The overvalued cedi, on the one hand, and low, regulated prices for commodities, on the other, led to a robust smuggling industry and to an extensive black market in currency. It became common practice for Ghanaians, especially those living along the country’s border, to smuggle Ghanaian produce such as cocoa and minerals into neighboring francophone countries. After selling on the local market, Ghanaians would then return home and trade their hardcurrency Central African francs for cedis on the black market, making handsome profits. Smuggling and illegal currency operations had become so extensive by 1981 that the black market rate for cedis was 9.6 times higher than the official rate, up from 1.3 in 1972. At the same time, reliable estimates placed transactions in the parallel economy at fully one-third of Ghana’s GDP.

Fifteen months after the PNDC came to power, in April 1983, the government began efforts to devalue the cedi. Rawlings introduced a system of surcharges on imports and bonuses on exports that effectively devalued the currency, because the surcharges on imports amounted to 750 percent of the amount being spent, and the discounts on exports amounted to 990 percent. Further, an official devaluation began in October 1983 in which the exchange rate reached ¢90 to US$1 by March 1986. By 1993 ¢720 equaled US$1, and by late 1994, ¢1,023 equaled US$1.
In September 1986, the government sought alternative methods for establishing the value of the cedi. At that time, the government relinquished its direct role in determining the exchange rate.
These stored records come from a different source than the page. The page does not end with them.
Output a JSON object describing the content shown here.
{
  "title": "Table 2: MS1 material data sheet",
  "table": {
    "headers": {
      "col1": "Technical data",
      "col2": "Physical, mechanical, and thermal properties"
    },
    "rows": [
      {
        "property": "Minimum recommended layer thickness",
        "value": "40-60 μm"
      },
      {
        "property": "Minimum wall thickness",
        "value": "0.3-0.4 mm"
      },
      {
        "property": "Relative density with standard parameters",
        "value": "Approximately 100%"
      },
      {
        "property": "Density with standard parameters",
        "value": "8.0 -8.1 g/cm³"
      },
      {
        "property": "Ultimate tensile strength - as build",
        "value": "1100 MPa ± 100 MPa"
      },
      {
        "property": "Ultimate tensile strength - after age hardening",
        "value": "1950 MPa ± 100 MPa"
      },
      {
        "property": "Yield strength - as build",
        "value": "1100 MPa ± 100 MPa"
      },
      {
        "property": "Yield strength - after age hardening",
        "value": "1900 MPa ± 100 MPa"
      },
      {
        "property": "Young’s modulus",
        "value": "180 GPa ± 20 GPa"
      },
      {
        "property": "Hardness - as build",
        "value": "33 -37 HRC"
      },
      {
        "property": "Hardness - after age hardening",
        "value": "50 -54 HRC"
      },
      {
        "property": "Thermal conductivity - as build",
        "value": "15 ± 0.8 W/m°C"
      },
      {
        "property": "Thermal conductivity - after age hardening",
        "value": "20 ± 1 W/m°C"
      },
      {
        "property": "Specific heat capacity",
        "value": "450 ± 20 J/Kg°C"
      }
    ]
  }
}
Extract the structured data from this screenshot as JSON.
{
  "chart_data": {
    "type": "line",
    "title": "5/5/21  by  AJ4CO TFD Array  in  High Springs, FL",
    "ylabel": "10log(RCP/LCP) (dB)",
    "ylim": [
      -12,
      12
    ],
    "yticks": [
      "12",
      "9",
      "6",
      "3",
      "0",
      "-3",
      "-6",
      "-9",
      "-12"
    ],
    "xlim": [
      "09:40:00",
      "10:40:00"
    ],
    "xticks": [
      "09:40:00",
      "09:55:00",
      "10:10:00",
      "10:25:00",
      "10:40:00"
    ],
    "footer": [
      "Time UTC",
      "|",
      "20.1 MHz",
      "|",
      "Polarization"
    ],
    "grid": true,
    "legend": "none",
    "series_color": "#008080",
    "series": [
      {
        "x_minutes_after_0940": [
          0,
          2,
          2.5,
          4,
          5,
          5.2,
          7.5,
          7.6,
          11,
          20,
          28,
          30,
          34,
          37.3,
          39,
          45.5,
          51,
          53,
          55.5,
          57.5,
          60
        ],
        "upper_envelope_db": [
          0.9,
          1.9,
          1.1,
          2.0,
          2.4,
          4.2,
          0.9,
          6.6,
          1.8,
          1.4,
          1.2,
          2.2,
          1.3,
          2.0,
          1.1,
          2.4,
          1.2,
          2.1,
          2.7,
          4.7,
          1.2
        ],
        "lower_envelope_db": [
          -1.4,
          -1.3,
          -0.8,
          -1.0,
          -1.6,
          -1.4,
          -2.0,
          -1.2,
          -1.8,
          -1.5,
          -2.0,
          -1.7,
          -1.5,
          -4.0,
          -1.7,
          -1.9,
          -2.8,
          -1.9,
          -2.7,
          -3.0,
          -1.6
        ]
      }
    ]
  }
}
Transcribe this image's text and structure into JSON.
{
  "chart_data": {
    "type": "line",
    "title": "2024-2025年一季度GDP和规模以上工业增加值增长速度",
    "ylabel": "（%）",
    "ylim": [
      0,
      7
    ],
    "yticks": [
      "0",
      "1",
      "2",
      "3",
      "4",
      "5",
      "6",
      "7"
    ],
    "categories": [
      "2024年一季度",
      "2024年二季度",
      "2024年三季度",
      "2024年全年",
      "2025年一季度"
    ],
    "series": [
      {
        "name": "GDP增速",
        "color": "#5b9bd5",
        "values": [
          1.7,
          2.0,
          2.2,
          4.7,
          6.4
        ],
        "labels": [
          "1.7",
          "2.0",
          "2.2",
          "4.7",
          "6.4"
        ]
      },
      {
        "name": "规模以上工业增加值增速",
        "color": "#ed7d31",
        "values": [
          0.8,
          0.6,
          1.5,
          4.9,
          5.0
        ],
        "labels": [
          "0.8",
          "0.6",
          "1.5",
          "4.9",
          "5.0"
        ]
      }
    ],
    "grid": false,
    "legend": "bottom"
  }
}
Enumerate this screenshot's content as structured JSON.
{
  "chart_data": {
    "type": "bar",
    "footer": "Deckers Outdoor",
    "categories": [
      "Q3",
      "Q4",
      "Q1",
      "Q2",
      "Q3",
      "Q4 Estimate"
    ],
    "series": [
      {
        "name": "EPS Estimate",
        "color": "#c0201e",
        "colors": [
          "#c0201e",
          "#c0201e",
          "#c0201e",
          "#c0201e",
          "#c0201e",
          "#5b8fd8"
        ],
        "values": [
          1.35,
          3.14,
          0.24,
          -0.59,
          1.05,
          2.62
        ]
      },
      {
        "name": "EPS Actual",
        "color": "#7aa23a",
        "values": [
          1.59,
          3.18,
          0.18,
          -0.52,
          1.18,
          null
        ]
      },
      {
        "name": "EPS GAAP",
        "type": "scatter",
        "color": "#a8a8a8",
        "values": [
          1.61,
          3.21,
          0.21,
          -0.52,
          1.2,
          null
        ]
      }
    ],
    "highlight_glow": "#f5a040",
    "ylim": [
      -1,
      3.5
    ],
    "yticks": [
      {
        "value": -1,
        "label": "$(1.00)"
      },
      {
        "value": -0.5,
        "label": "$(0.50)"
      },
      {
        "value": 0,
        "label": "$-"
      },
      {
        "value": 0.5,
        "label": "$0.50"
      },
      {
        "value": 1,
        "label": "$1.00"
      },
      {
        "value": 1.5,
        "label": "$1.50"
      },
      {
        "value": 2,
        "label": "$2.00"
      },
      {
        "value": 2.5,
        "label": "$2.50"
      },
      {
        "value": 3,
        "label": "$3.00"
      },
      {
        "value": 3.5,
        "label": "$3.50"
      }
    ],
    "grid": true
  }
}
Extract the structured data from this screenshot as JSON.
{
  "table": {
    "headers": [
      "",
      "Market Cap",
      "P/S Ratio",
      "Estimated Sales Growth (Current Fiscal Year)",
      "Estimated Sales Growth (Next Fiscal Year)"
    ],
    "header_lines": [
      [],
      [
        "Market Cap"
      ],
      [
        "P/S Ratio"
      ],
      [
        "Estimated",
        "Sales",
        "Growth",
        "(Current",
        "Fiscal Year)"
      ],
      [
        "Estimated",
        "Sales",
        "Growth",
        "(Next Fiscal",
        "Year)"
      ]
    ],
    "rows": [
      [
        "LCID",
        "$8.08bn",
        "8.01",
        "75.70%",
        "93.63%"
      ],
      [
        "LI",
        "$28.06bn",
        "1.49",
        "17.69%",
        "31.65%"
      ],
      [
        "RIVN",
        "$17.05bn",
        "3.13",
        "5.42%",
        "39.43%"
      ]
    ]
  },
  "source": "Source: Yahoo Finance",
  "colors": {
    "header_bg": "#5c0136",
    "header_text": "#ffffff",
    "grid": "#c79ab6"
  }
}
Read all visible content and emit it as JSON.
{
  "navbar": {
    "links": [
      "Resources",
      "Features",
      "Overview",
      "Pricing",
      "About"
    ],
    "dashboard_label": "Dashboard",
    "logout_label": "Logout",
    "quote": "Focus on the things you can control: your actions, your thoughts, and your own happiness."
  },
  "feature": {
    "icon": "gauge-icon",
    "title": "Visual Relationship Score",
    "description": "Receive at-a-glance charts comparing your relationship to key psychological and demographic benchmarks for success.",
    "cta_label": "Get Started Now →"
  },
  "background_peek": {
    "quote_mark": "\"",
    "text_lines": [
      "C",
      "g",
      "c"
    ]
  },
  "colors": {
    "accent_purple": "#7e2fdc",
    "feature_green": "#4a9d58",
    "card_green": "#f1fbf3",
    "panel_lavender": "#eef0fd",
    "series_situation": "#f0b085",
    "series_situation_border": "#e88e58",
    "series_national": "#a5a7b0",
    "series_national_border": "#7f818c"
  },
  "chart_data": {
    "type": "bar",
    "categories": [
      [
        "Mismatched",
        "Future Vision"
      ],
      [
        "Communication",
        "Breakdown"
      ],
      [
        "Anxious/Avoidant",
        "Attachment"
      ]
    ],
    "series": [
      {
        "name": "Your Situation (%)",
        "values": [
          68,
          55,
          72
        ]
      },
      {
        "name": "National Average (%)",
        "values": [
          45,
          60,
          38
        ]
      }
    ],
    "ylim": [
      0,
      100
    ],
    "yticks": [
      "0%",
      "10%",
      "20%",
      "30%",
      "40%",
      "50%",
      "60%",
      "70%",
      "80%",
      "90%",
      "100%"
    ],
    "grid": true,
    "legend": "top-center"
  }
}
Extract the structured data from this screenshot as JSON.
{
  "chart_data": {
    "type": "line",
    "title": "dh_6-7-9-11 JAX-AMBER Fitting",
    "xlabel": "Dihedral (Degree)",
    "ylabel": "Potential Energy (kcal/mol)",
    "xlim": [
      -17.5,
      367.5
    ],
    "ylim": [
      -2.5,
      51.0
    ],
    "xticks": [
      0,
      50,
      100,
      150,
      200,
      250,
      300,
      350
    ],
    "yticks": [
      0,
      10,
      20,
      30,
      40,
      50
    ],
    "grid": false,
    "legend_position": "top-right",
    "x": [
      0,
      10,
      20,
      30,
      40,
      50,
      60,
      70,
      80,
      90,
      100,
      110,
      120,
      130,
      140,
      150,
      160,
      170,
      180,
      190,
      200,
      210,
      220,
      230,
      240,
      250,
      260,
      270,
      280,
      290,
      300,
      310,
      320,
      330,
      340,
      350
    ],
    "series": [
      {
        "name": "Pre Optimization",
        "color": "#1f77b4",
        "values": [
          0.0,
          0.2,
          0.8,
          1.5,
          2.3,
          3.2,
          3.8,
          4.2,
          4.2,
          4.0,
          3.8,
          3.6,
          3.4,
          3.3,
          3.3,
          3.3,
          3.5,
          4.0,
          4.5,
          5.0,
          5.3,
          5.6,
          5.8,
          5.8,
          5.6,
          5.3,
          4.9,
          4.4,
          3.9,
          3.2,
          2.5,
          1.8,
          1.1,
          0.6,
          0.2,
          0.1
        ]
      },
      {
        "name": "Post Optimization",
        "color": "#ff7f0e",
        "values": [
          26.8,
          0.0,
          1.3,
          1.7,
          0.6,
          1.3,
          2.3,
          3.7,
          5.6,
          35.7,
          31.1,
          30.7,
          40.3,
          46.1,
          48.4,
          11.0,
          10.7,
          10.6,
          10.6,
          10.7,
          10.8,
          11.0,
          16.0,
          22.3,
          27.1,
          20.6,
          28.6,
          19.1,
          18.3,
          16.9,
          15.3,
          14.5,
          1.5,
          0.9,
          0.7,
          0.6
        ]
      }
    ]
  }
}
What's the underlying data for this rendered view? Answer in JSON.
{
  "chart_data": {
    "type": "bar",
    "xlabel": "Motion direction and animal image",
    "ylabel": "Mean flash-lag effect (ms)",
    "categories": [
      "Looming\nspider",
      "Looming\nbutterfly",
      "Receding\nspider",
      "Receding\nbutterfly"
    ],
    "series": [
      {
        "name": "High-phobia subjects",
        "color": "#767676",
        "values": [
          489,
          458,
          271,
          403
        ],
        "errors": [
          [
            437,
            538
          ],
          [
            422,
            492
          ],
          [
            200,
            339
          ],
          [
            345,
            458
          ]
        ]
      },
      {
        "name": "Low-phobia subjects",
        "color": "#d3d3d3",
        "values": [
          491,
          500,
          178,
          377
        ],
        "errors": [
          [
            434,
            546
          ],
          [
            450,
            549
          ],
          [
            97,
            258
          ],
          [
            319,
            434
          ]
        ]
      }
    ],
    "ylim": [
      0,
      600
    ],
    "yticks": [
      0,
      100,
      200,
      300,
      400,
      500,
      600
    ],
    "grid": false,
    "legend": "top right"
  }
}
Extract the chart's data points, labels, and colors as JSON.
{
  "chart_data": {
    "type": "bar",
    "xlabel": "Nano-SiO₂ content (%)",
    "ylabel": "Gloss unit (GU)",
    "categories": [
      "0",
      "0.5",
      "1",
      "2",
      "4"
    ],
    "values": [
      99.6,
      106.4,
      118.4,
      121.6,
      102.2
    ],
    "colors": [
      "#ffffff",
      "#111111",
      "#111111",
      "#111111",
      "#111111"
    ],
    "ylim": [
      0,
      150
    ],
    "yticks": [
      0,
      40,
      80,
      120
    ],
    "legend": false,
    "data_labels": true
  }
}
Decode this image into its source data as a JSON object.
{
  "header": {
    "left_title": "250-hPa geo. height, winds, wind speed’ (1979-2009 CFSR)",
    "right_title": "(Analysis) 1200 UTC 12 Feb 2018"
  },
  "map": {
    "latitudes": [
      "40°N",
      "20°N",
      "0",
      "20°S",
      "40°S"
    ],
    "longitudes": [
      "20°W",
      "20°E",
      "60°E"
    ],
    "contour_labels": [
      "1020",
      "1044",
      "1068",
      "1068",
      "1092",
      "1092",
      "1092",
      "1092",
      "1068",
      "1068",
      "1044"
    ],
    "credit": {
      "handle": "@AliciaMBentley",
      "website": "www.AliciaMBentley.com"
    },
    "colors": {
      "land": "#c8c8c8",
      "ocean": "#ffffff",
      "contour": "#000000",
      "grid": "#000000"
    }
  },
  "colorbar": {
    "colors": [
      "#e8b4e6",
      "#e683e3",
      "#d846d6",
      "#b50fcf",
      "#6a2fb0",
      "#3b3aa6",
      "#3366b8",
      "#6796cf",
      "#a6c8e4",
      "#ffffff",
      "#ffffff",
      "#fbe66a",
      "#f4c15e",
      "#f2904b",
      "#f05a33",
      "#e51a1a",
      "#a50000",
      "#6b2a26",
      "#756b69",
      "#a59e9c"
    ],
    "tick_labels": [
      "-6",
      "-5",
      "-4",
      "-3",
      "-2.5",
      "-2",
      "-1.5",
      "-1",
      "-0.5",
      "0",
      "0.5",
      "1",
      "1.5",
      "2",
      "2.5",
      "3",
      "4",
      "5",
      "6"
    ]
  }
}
The rate was instead determined at regular currency auctions under the pressure of market forces on the basis of a two-tier exchange-rate system, with one rate for essentials and another for non-essentials. In April 1987, the two auctions were unified. In subsequent reforms also designed to diminish smuggling and illegal currency dealings, private foreign-exchange bureaus were permitted to trade in foreign currencies beginning at the end of March 1988. By July 1989, there were 148 such bureaus operating, ninety-nine in Accra and thirty in Ashanti Region, with the remainder in other urban centers.

In 1987 US$207 million was allocated through the auction; and in 1988, US$267 million. By comparison, the foreign-exchange bureaus in the first year of operation, ending in March 1989, traded US$77 million worth of foreign currency, or about one-fourth the amount of foreign exchange allocated through the auction. Initially, prices at the auction and those at the foreign-exchange bureaus differed greatly. Efforts to reduce the difference, however, brought the gap from 29 percent in March 1988 to approximately 6 percent by February 1991. In early 1992, the auction was closed, although no official announcement was given.  Purchasers were referred to the Bank of Ghana, which used an exchange rate determined largely on the basis of market forces.
The government also successfully slowed growth in the money supply. In the late 1980s, the average annual growth rate reached 61 percent. By 1990 it had dropped to 13.3 percent but then accelerated slightly to 16.7 percent, standing at ¢317 million the following year. In 1991 the Bank of Ghana introduced a ¢1,000 note, the highest denomination issued since independence in 1957. Previously, the highest denomination had been ¢500. A total of ¢50 billion of the new notes was printed.